Q: Here in Arizona, only a few votes in each house of the state Legislature separate the two major parties. Republicans have had many years of solid control. How much more power might Democrats be able to wield, even though they remain officially in the minority?

A: While an increase in Democratic legislators will inevitably alter negotiations across party lines, Arizona has long been Republican. Even with a Democrat in the governor’s office, the Legislature has been controlled by the Republicans. In many ways, a Democrat in Arizona is still quite conservative and similar to a centrist national Republican. The challenge to the Arizona Legislature is that much of the Arizona GOP has moved closer to Trump, while the people themselves are articulating more liberal preferences – last year we passed referendums legalizing marijuana and a tax on the wealthy (for K–12 education). A year before that we voted to raise the minimum wage. Arizonans want a serious investment in education. Now, no one, regardless of party, wants to pay more taxes, but everyone wants their kids to go to good schools. And big businesses don’t want to move here if the schools are low performing. Education is not partisan. More money for education is good for their kids and good for the economy. So today we don’t necessarily have a situation of more Democrats driving the Legislature to the left, it’s that the whole group of voters is shifting. That’s what the state Legislature needs to be responding to – voters and community needs.

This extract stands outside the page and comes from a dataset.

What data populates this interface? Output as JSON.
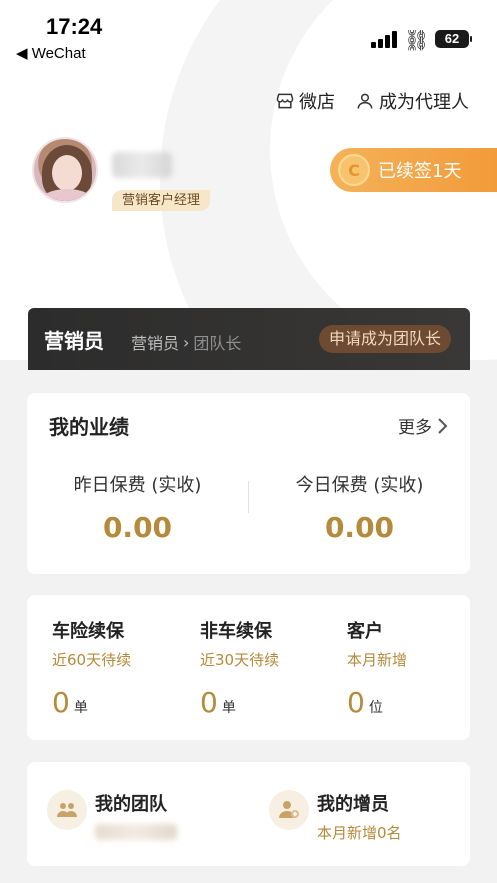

Q: So, how would you sum it all up?

A: In an ideal world our elected officials would seek to pass policies and budgets that are in the best interests of the country and their constituency or district. Social and economic challenges require complex policy solutions that require taking a long view, certainly a longer view than the election cycle. Unfortunately, our two-party system, combined with current campaign finance practice, has pushed elected officials to focus on short term goals of appealing to voters — fundraising and reelection, thus limiting the probability of bipartisan compromise.